I reported that I've been reworking the paradisec to ro-crate export and as part of that I've modeled a person's role as a link from a role property on the person:

{
  @id: ...,
  @type: 'Person',
  name: ...,
  role: {
    @id: ....,
    @type: 'Role',
    name: 'performer'
  }
}

And each person is listed as a contributor as people in the PARADISEC case are contributors to the data who has a specific role.

ptsefton commented 3 years ago

@marco - how does that role link to the Dataset or File in question can you show a complete example with the contributor etc?

marcolarosa commented 3 years ago

Here's an example for a PARADISEC item - it's abridged and shown before flattening but you'll get the gist:

{
  @id: './',
  @type: [ 'Dataset', 'RepositoryItem' ],
  name: '....',
  contributor: [
    { @id: '...', @type: 'Person', name: 'Marco', role: [ 
             { @id: '#collector', @type: 'Role', name: 'collector' }, 
             { @id: '#operator', @type: 'Role', name: 'operator' }
    ]},
    { @id: '...', @type: 'Person', name: 'Peter', role: [ 
             { @id: '#operator', @type: 'Role', name: 'operator' }
    ]},
    { @id: '...', @type: 'Person', name: 'Nick', role: [
            { @id: '#collector', @type: 'Role', name: 'collector' },
            { @id: '#performer', @type: 'Role', name: 'performer' }
    ]},

  ] 
} 
marcolarosa commented 3 years ago

This is my last contribution to this thread as I think enough words have been spilled on the matter... :-)

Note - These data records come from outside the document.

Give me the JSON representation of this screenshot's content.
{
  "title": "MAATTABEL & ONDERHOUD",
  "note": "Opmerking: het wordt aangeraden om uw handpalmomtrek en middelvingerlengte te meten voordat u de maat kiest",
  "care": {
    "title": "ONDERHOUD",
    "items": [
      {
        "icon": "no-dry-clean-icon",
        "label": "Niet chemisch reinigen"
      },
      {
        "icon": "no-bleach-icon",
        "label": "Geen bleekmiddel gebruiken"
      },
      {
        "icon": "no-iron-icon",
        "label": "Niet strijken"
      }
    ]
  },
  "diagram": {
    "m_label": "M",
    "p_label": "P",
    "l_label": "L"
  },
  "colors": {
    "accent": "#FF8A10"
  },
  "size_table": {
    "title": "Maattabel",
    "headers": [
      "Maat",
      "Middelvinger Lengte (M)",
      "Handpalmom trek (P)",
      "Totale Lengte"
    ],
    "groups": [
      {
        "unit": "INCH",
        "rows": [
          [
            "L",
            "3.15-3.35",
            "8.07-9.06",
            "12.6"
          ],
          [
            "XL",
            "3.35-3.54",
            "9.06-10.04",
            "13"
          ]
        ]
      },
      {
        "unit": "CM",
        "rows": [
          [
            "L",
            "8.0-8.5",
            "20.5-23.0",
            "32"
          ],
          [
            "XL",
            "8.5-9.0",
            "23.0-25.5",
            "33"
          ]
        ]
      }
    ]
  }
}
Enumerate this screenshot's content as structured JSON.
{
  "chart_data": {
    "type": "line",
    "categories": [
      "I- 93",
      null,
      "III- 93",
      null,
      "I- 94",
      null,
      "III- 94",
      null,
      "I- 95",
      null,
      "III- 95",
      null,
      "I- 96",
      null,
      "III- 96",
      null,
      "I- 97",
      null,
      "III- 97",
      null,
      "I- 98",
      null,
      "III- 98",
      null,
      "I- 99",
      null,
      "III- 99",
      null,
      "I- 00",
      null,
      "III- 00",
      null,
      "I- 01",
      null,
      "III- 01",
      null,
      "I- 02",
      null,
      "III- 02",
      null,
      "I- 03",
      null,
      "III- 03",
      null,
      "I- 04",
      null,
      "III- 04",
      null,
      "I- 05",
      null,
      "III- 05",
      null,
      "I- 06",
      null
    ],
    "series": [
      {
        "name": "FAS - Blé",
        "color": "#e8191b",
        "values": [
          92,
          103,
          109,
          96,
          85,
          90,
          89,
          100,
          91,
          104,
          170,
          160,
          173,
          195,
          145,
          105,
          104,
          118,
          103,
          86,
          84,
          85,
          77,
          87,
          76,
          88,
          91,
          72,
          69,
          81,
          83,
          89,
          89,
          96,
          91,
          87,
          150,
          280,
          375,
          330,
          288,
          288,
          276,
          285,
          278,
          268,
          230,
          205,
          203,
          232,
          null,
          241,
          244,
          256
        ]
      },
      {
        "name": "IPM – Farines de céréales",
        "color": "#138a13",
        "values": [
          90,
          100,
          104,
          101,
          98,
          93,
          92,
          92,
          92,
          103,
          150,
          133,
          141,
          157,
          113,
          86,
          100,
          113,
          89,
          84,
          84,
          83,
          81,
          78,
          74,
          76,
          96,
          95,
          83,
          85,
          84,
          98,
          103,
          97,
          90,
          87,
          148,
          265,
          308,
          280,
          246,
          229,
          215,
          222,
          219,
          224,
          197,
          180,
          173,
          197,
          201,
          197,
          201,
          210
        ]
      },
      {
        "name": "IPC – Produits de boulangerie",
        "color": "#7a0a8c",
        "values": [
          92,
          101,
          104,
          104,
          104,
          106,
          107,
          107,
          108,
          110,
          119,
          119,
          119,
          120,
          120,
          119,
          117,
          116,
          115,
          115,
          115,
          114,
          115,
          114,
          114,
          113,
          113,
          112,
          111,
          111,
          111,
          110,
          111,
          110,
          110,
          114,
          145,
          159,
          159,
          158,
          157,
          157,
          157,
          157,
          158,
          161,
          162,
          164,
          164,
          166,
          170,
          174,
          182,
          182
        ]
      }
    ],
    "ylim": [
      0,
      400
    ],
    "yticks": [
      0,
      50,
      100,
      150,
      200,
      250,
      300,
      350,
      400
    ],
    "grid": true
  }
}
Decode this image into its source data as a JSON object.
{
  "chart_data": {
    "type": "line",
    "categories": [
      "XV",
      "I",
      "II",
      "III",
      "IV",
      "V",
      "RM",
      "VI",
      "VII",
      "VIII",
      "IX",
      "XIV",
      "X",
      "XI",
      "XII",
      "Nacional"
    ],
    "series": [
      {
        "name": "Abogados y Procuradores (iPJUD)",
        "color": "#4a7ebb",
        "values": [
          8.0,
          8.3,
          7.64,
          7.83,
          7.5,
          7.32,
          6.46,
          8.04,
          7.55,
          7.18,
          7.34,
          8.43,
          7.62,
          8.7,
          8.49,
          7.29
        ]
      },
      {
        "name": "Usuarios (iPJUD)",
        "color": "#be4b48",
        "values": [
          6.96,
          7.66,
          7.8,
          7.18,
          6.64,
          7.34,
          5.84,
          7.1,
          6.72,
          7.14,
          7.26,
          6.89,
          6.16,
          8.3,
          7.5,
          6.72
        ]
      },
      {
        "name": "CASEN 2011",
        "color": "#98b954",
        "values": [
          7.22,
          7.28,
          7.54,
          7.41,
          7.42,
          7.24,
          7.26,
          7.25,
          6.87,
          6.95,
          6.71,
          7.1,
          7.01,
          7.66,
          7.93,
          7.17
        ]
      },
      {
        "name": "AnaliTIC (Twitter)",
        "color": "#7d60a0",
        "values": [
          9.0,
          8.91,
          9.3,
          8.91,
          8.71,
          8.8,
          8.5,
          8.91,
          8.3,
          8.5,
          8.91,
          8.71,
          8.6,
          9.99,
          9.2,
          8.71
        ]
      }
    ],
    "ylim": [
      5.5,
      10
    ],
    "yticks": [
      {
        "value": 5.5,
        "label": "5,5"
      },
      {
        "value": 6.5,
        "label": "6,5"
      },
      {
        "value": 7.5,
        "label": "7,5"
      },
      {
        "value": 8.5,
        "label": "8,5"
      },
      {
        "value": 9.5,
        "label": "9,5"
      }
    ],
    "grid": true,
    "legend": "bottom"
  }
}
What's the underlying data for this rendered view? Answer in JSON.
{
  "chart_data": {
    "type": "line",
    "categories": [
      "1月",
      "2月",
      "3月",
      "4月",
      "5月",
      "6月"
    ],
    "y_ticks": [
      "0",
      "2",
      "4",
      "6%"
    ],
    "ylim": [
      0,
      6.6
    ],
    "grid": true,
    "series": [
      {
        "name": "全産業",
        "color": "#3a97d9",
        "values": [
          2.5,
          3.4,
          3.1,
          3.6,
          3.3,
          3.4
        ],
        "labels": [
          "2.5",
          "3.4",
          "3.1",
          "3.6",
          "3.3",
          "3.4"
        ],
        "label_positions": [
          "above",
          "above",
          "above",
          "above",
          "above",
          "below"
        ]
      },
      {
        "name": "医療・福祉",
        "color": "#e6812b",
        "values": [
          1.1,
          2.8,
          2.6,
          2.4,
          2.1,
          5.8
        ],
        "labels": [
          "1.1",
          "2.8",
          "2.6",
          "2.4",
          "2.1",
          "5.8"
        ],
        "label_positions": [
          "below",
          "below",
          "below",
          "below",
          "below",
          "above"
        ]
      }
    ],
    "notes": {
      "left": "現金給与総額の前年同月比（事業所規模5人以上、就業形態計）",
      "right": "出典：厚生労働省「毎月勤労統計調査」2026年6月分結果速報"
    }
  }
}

@ptsefton and I have had numerous conversations on this matter and it seems to come down to an ability to model roles in simple crates like PARADISEC vs more detailed ones.

By simple I mean that a person is encoded at the crate level where they have multiple roles in relation to the whole crate (as per the structure in the comment https://github.com/ResearchObject/ro-crate/issues/79#issuecomment-808983453).

We are not encoding person A with role B on file C vs person A with role X on file Y. In this case I appreciate that this way of modelling will result in multiple instances of that person within the crate. And I appreciate that ro-crate should recommend a different way of modelling for that use case.

My request to the community is to support both styles. For simple cases like mine allow an implementer to add a role property to the person which encompasses all of their roles in that crate as a whole. For the more complex crates then an implementer should do it {the agreed upon way} so that the crate does not end up with multiple copies of the same person.